The Nasdaq composite index, heavy with tech shares, rose 4.47 points to 1,404.79.

But after the market closed, computer disk drive maker Seagate Technology and computer networker Cabletron Systems, in separate announcements, said near-term earnings will be below expectations.

Those announcements came on the heels of computer chip leader Intel's announcement Friday that weak sales in Europe will depress this quarter's results.

That news caused tech stocks to plummet initially Friday, although most recovered by day's end. The Nasdaq composite ended down just 2.72 points, after falling 50 points initially. Intel lost nearly 13 points on Friday, to 151 1/2. It eased 1 3/4 to 149 3/4 on Monday.

Seagate on Monday said that weaker-than-anticipated demand, particularly for its higher-performance products, is expected to cause revenue levels for the quarter ending June 27 to be 6% to 10% below last quarter's levels. The company said earnings "may be less" than the $1.01 a share earned last quarter.

Cabletron said it expects sales in the quarter ended Friday to be below expectations and earnings to just meet or slightly exceed the 37 cents a share of the year-ago quarter. Analysts had been expecting about 50 cents.

Cabletron said it does not yet have details to fully explain the weak results, but it said demand appears to have been strong for its newer high-end switching products and softer for its traditional shared-media products and some other mature products.

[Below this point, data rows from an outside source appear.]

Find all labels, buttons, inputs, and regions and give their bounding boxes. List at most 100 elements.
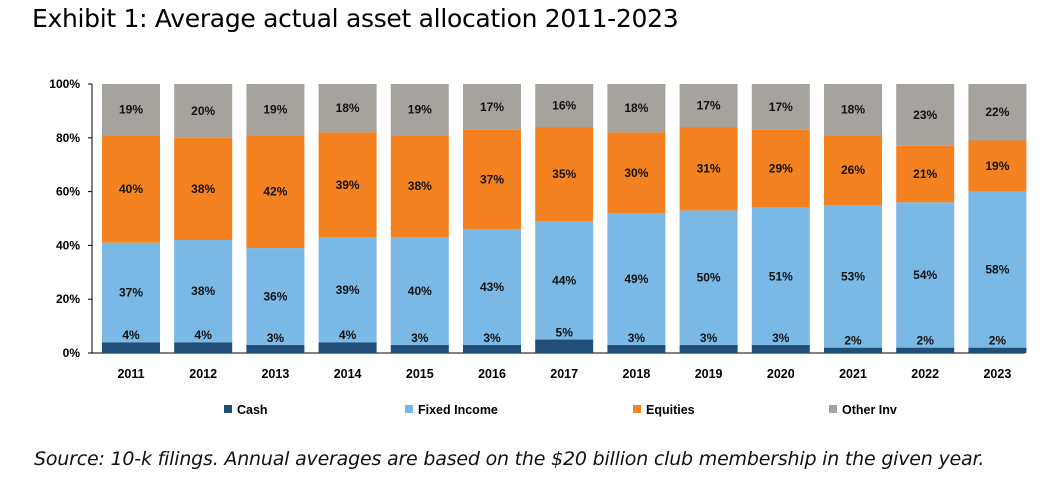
legend-label: Equities <box>646 403 695 417</box>
x-tick-labels: 2011 2012 2013 2014 2015 2016 2017 2018 2019 2020… <box>117 367 1011 381</box>
bar-segment-cash <box>318 342 377 353</box>
bar-segment-cash <box>824 347 882 353</box>
legend-swatch <box>829 405 837 413</box>
legend-swatch <box>633 405 641 413</box>
data-label: 3% <box>483 331 501 345</box>
data-label: 19% <box>263 103 287 117</box>
bar-segment-other-inv <box>390 84 449 136</box>
bar-segment-cash <box>463 344 521 353</box>
x-tick-label: 2016 <box>478 367 506 381</box>
data-label: 17% <box>697 99 721 113</box>
bar-segment-equities <box>968 140 1027 192</box>
x-tick-label: 2017 <box>550 367 578 381</box>
bar-segment-fixed-income <box>679 210 738 345</box>
data-label: 3% <box>772 331 790 345</box>
data-label: 30% <box>624 166 648 180</box>
data-label: 51% <box>769 269 793 283</box>
bar-segment-fixed-income <box>896 202 955 348</box>
bar-segment-fixed-income <box>463 229 521 345</box>
bar-segment-fixed-income <box>390 237 449 345</box>
bar-segment-cash <box>390 344 449 353</box>
bar-segment-other-inv <box>824 84 882 136</box>
bar-segment-fixed-income <box>535 221 594 340</box>
bar-segment-equities <box>102 135 160 243</box>
y-tick-label: 0% <box>63 346 81 360</box>
bar-segment-fixed-income <box>246 248 305 345</box>
y-tick-labels: 0% 20% 40% 60% 80% 100% <box>49 77 92 360</box>
data-label: 26% <box>841 163 865 177</box>
data-label: 54% <box>913 268 937 282</box>
bar-segment-fixed-income <box>968 191 1027 348</box>
data-label: 31% <box>697 162 721 176</box>
bar-segment-fixed-income <box>751 207 810 345</box>
data-label: 19% <box>408 103 432 117</box>
bar-segment-other-inv <box>246 84 305 136</box>
data-label: 2% <box>844 334 862 348</box>
data-label: 37% <box>119 285 143 299</box>
x-tick-label: 2022 <box>911 367 939 381</box>
stacked-bar-chart: 4% 37% 40% 19% 4% 38% 38% 20% 3% 36% 42% 19% 4% 39% 39… <box>49 77 1027 417</box>
data-label: 50% <box>697 271 721 285</box>
data-label: 44% <box>552 273 576 287</box>
bar-segment-other-inv <box>896 84 955 146</box>
data-label: 4% <box>195 328 213 342</box>
y-tick-label: 80% <box>56 131 80 145</box>
bars <box>102 84 1027 353</box>
bar-segment-cash <box>968 347 1027 353</box>
x-tick-label: 2020 <box>767 367 795 381</box>
bar-segment-equities <box>824 135 882 206</box>
bar-segment-cash <box>102 342 160 353</box>
data-label: 21% <box>913 167 937 181</box>
bar-segment-equities <box>535 127 594 222</box>
bar-segment-cash <box>535 339 594 353</box>
bar-segment-other-inv <box>679 84 738 128</box>
legend-label: Cash <box>237 403 268 417</box>
x-tick-label: 2015 <box>406 367 434 381</box>
source-note: Source: 10-k filings. Annual averages ar… <box>34 448 985 470</box>
bar-segment-other-inv <box>607 84 666 133</box>
x-tick-label: 2019 <box>695 367 723 381</box>
bar-segment-other-inv <box>535 84 594 128</box>
data-label: 39% <box>336 283 360 297</box>
bar-segment-cash <box>679 344 738 353</box>
bar-segment-other-inv <box>751 84 810 130</box>
data-label: 40% <box>408 284 432 298</box>
bar-segment-other-inv <box>174 84 233 138</box>
y-tick-label: 20% <box>56 292 80 306</box>
x-tick-label: 2013 <box>261 367 289 381</box>
bar-segment-fixed-income <box>824 205 882 348</box>
data-label: 17% <box>480 100 504 114</box>
data-label: 39% <box>336 178 360 192</box>
data-label: 22% <box>985 105 1009 119</box>
data-label: 18% <box>624 101 648 115</box>
data-label: 38% <box>191 284 215 298</box>
data-label: 53% <box>841 269 865 283</box>
x-tick-label: 2018 <box>622 367 650 381</box>
bar-segment-equities <box>318 132 377 238</box>
x-tick-label: 2012 <box>189 367 217 381</box>
x-tick-label: 2014 <box>334 367 362 381</box>
data-label: 49% <box>624 272 648 286</box>
data-label: 37% <box>480 172 504 186</box>
bar-segment-cash <box>896 347 955 353</box>
data-label: 4% <box>339 328 357 342</box>
chart-title: Exhibit 1: Average actual asset allocati… <box>32 4 679 33</box>
x-tick-label: 2021 <box>839 367 867 381</box>
bar-segment-equities <box>174 137 233 241</box>
data-label: 17% <box>769 100 793 114</box>
bar-segment-equities <box>463 129 521 230</box>
data-label: 5% <box>556 326 574 340</box>
legend: Cash Fixed Income Equities Other Inv <box>224 403 897 417</box>
bar-segment-other-inv <box>318 84 377 133</box>
legend-swatch <box>405 405 413 413</box>
data-label: 18% <box>336 101 360 115</box>
data-label: 3% <box>700 331 718 345</box>
y-tick-label: 60% <box>56 185 80 199</box>
legend-label: Fixed Income <box>418 403 498 417</box>
data-label: 3% <box>628 331 646 345</box>
data-label: 18% <box>841 103 865 117</box>
bar-segment-equities <box>390 135 449 238</box>
data-label: 38% <box>408 179 432 193</box>
data-label: 36% <box>263 290 287 304</box>
x-tick-label: 2011 <box>117 367 144 381</box>
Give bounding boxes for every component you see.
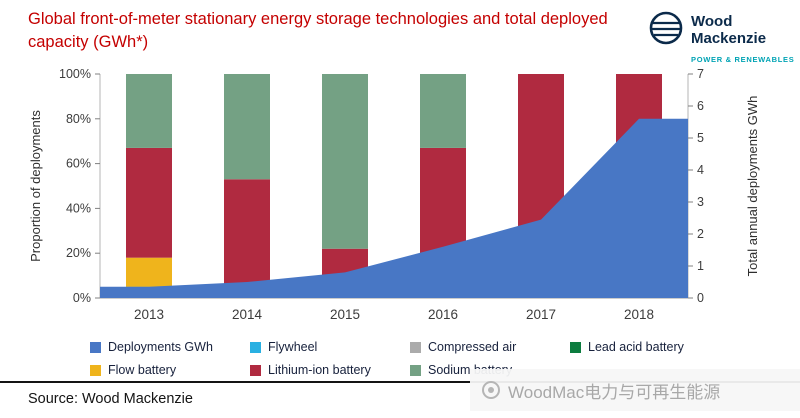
legend-item: Deployments GWh xyxy=(90,340,250,354)
left-tick-label: 40% xyxy=(66,201,91,215)
left-tick-label: 20% xyxy=(66,246,91,260)
left-tick-label: 0% xyxy=(73,291,91,305)
legend-label: Compressed air xyxy=(428,340,517,354)
category-label: 2014 xyxy=(232,307,263,322)
legend-swatch xyxy=(90,364,101,376)
logo-name: Wood Mackenzie xyxy=(691,13,767,47)
right-tick-label: 3 xyxy=(697,195,704,209)
legend-label: Flow battery xyxy=(108,363,177,377)
bar-segment xyxy=(126,74,172,148)
chart-legend: Deployments GWh Flywheel Compressed air Lea… xyxy=(90,340,770,386)
watermark-text: WoodMac电力与可再生能源 xyxy=(508,382,721,402)
watermark-icon xyxy=(482,381,500,399)
bar-segment xyxy=(322,74,368,249)
legend-swatch xyxy=(410,341,421,353)
deployments-area xyxy=(100,118,688,298)
legend-swatch xyxy=(250,364,261,376)
category-label: 2017 xyxy=(526,307,556,322)
legend-item: Flywheel xyxy=(250,340,410,354)
right-tick-label: 1 xyxy=(697,259,704,273)
chart-title: Global front-of-meter stationary energy … xyxy=(28,10,608,52)
category-label: 2016 xyxy=(428,307,458,322)
right-tick-label: 6 xyxy=(697,99,704,113)
legend-item: Lithium-ion battery xyxy=(250,363,410,377)
left-tick-label: 60% xyxy=(66,157,91,171)
category-label: 2018 xyxy=(624,307,654,322)
bar-segment xyxy=(420,74,466,148)
bar-segment xyxy=(224,74,270,180)
footer-divider xyxy=(0,381,800,383)
legend-label: Flywheel xyxy=(268,340,318,354)
category-label: 2015 xyxy=(330,307,360,322)
left-tick-label: 80% xyxy=(66,112,91,126)
woodmac-logo: Wood Mackenzie POWER & RENEWABLES xyxy=(648,10,794,64)
right-tick-label: 7 xyxy=(697,67,704,81)
legend-swatch xyxy=(90,341,101,353)
legend-swatch xyxy=(570,341,581,353)
woodmac-globe-icon xyxy=(648,10,684,51)
legend-swatch xyxy=(410,364,421,376)
right-tick-label: 2 xyxy=(697,227,704,241)
legend-label: Lithium-ion battery xyxy=(268,363,371,377)
right-tick-label: 0 xyxy=(697,291,704,305)
right-tick-label: 5 xyxy=(697,131,704,145)
logo-tagline: POWER & RENEWABLES xyxy=(691,55,795,64)
stacked-bar-area-chart: 0% 20% 40% 60% 80% 100% 0 1 2 3 4 5 6 7 2013 2014 2015 20… xyxy=(28,67,760,322)
left-axis-title: Proportion of deployments xyxy=(28,110,43,262)
legend-row: Deployments GWh Flywheel Compressed air Lea… xyxy=(90,340,770,354)
legend-swatch xyxy=(250,341,261,353)
category-label: 2013 xyxy=(134,307,164,322)
right-tick-label: 4 xyxy=(697,163,704,177)
source-note: Source: Wood Mackenzie xyxy=(28,391,193,407)
bar-segment xyxy=(126,257,172,287)
legend-label: Lead acid battery xyxy=(588,340,684,354)
bar-segment xyxy=(126,147,172,258)
bar-segment xyxy=(224,179,270,292)
watermark: WoodMac电力与可再生能源 xyxy=(470,369,800,411)
legend-item: Compressed air xyxy=(410,340,570,354)
legend-label: Deployments GWh xyxy=(108,340,213,354)
left-tick-label: 100% xyxy=(59,67,91,81)
legend-item: Flow battery xyxy=(90,363,250,377)
right-axis-title: Total annual deployments GWh xyxy=(745,96,760,277)
legend-item: Lead acid battery xyxy=(570,340,730,354)
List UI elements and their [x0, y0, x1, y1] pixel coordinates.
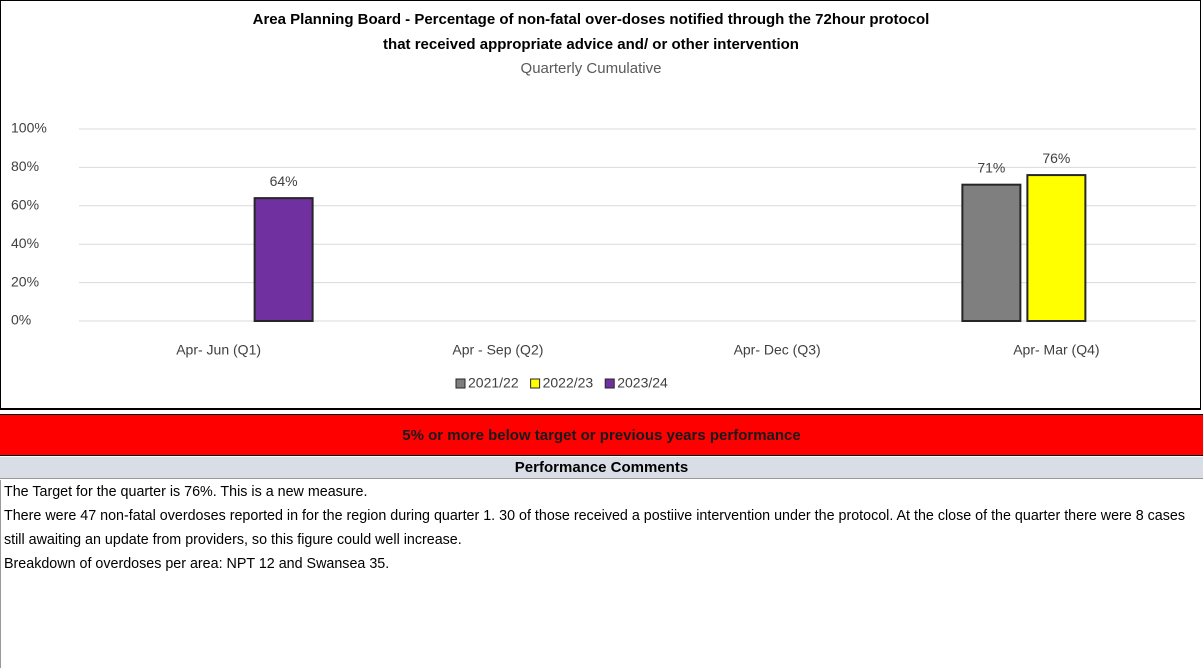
chart-title: Area Planning Board - Percentage of non-… — [253, 11, 930, 28]
comment: There were 47 non-fatal overdoses report… — [4, 508, 1185, 548]
comment: The Target for the quarter is 76%. This … — [4, 484, 368, 500]
y-tick-label: 40% — [11, 235, 39, 251]
y-tick-label: 100% — [11, 120, 47, 136]
x-tick-label: Apr- Mar (Q4) — [1013, 342, 1099, 358]
x-tick-label: Apr - Sep (Q2) — [452, 342, 543, 358]
legend-swatch — [604, 378, 615, 389]
x-tick-label: Apr- Dec (Q3) — [734, 342, 821, 358]
legend-label: 2023/24 — [617, 375, 668, 391]
bar — [961, 183, 1022, 322]
comments-heading: Performance Comments — [0, 457, 1203, 479]
y-tick-label: 20% — [11, 273, 39, 289]
chart-subtitle: Quarterly Cumulative — [521, 60, 662, 77]
status-banner: 5% or more below target or previous year… — [0, 414, 1203, 456]
legend-label: 2022/23 — [543, 375, 594, 391]
chart-frame: Area Planning Board - Percentage of non-… — [0, 0, 1201, 410]
legend-swatch — [530, 378, 541, 389]
data-label: 71% — [977, 159, 1005, 175]
comment: Breakdown of overdoses per area: NPT 12 … — [4, 556, 390, 572]
x-tick-label: Apr- Jun (Q1) — [176, 342, 261, 358]
data-label: 64% — [270, 173, 298, 189]
chart: Area Planning Board - Percentage of non-… — [11, 11, 1196, 391]
legend-swatch — [455, 378, 466, 389]
bar — [253, 197, 314, 322]
legend-label: 2021/22 — [468, 375, 519, 391]
y-tick-label: 0% — [11, 312, 31, 328]
y-tick-label: 80% — [11, 158, 39, 174]
comments: The Target for the quarter is 76%. This … — [0, 480, 1200, 668]
y-tick-label: 60% — [11, 197, 39, 213]
bar — [1026, 174, 1087, 322]
data-label: 76% — [1042, 150, 1070, 166]
chart-title: that received appropriate advice and/ or… — [383, 36, 799, 53]
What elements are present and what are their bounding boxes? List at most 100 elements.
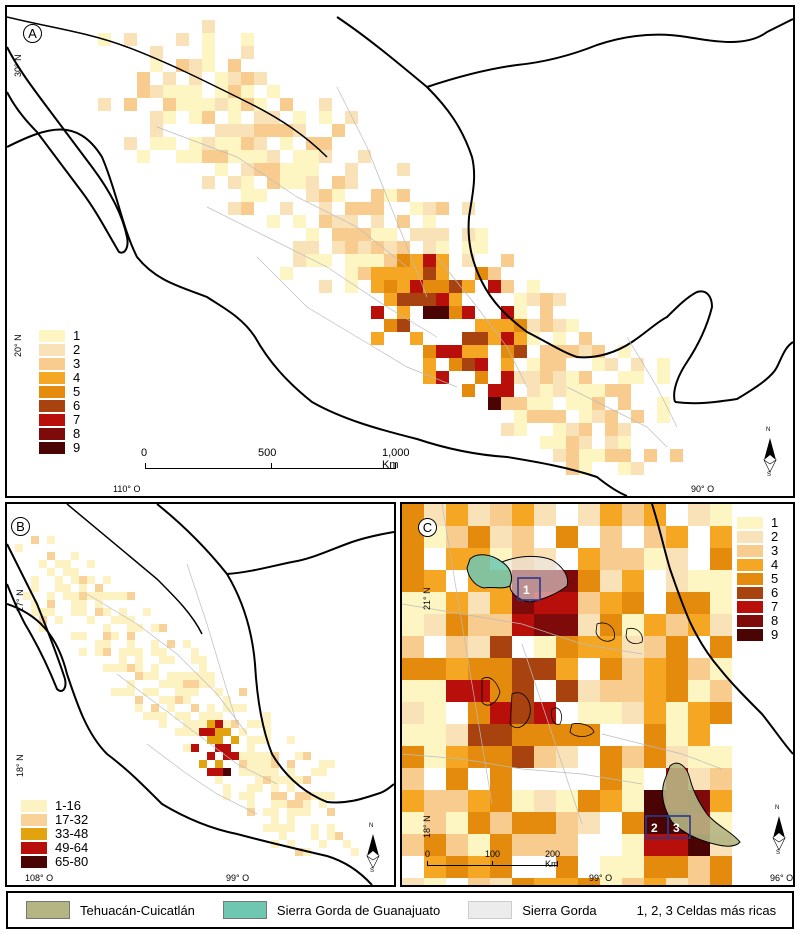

In regular trading, Seagate rose 1 3/4 to 42 3/8 and Cabletron gained 1 3/4 to 45 3/4. The stocks could lead another sell-off in tech shares today, analysts warned.

Meanwhile on Monday, mixed economic signals caused bonds to give back midday gains, and the 30-year Treasury bond yield closed unchanged at 6.90%.

One analyst said a report on greater-than-expected strength in the manufacturing sector in May "did throw some cold water on the markets" by suggesting that the Federal Reserve Board could be compelled to tighten credit again at its early-July meeting.

Still, breadth was strong: Winners topped losers by 15 to 10 on the New York Stock Exchange and by 21 to 18 on Nasdaq.

Among Monday's highlights:

* Procter & Gamble fell 4 1/4 to 133 5/8, accounting for a third of the Dow's loss, after brokerage Smith Barney downgraded the shares to "outperform" from "buy."

* PepsiCo rose 1 to 37 3/4 after the company confirmed it will reorganize its North American beverage business, creating a separate unit for its capital-intensive bottling operations.

* Energy stocks showed strength on more news of industry restructuring. Exxon rose 3/4 to 60, Phillips gained 1 1/4 to 43 3/4, Halliburton jumped 3 1/8 to 80 1/4 and Noble Affiliates added 1 to 43 1/8.

* G&K Services fell 2 to 30 3/4 after the company said it will acquire the uniform-rental business of National Service Industries for about $287 million. National Service slipped 5/8 to 43 1/4.

* Southland-based restaurant chain Sizzler added 1/4 to 2 5/8 after the firm emerged from bankruptcy.

In commodity trading, coffee fell sharply for the second straight day as nervous speculators cashed in profits from a five-month rally.

At the Coffee Sugar and Cocoa Exchange in New York, July futures closed down 22.45 cents at $2.54 a pound--down 20% from Thursday's high of $3.18, the highest price for coffee since 1977.

"The bull market [in coffee] is not dead, but it's got a couple of swords in its back," said Jim Cordier, an analyst at Allendale Inc.

"We may have topped out, but the fundamentals are still bullish. Coffee is still in tight supply," he said. Coffee stockpiles, now near 20-year lows in both consuming and producing countries, look to remain at low levels, especially for high-quality washed arabica beans, until the next Central American harvests this autumn.

Worries that cold weather could damage coffee trees in Brazil during that country's June-August winter season also will remain an unpredictable element in coming weeks.